Lisa Spinelli (Gyllenhaal) has taught school for 20 years, and is evidently quite good at it. But it’s not enough; nor is an amiable but way-past-passionate marriage to Michael Chernus’ spouse. Their two teenage children (Daisy Tahan, Sam Jules) have their own lives now, and are “conventional” in ways that mom clearly disapproves of. She wants “something more” for them all, but particularly herself: something rooted in self-expression and art. To this end, she’s taking an adult education course in poetry writing, though so far her own work has elicited little enthusiasm from either classmates or the instructor (Gael Garcia Bernal).
Popular on Variety
One day at work a little boy named Jimmy (Parker Sevak), who’s often stuck waiting after school for his tardy nanny to pick him up, opens his mouth and spontaneously recites a bit of weirdly precocious poetry, seemingly off the top of his head. When this turns out to be more than a freak occurrence, Lisa begins urging the boy’s caregivers (his parents are divorced) to write down any such utterances for posterity, while she commences trying to encourage his muse in any other way she can think of. This leads to her taking him out of class (even during nap-time) for private conversations, and other things that are a little odd between a 5-year-old boy and a 40-year-old he’s not related to. She also starts reading his “work” in her writing class, neglecting to note that it isn’t hers, and getting an immediate uptick in appreciation for a talent that had excited no one before. (Indeed, when later she again reads something of her own, Bernal’s flirty prof is lukewarm once again.)
Feeling increasingly that no one else cares about Jimmy’s “young Mozart”-level potential — or about things like poetry, period, anymore — her actions become more invasive and reckless. Eventually she is doing that thing that is never, ever acceptable in our society today: taking someone else’s child somewhere under false pretenses, without parental permission.

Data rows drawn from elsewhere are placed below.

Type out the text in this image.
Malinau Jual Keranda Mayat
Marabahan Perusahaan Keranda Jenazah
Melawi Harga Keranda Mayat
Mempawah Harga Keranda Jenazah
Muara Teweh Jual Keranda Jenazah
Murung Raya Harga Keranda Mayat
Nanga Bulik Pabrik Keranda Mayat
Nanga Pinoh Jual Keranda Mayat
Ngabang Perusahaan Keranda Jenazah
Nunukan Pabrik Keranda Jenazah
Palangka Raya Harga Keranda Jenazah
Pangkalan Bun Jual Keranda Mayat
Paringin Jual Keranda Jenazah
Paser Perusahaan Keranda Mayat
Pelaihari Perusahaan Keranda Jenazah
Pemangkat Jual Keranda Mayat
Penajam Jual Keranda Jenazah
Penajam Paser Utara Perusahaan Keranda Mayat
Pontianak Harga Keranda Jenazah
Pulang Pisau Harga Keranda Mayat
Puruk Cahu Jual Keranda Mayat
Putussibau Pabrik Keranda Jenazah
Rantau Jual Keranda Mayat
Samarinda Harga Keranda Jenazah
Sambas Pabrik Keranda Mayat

Shaping the basic elements of Laipid’s original script but also freely adapting and altering them, Colangelo (whose underrated 2014 first feature “Little Accidents” was about the aftermath of a fatal mining accident) has created a consistently interesting if slow-moving drama that works very well as a showcase for its lead performer. Gyllenhaal has always been particularly good at conveying reservoirs of disquiet in characters who may not be able to fully grasp (let alone articulate) what their lives lack. But if Lisa compels interest with her restlessness and increasingly dodgy decisions, we expect a film portraying her to have a firmer take on what she’s made of: Are we dealing with potential molestation here? Mental illness? Or just a seeker of truth and beauty who’s found an artistic soulmate the world isn’t quite ready for?
That the fadeout suggests this last scenario is still even a possibility further clouds the film’s impact. The equivocation with which Colangelo presents Lisa’s motivations and actions can’t help but draw us in. The lack of any real resolution in terms of psychological insight, however, leaves this a movie whose glass is half empty — maybe it’s just not possible to have a story about a 5-year-old’s de facto stalker that isn’t sure what it (or we) should think about the matter.
Supporting performances are strong within their limits, with Bernal bringing lots of layers to his few scenes, while pint-sized Sevak is a naturalistic blank just enigmatic enough to pull off the notion of a child who just might spout adult-sounding, melancholic verbiage. The presentation is thoughtfully low-key, with no showy effects in Pepe Avila Del Pino’s widescreen cinematography or Asher Goldschmidt’s piano-based score.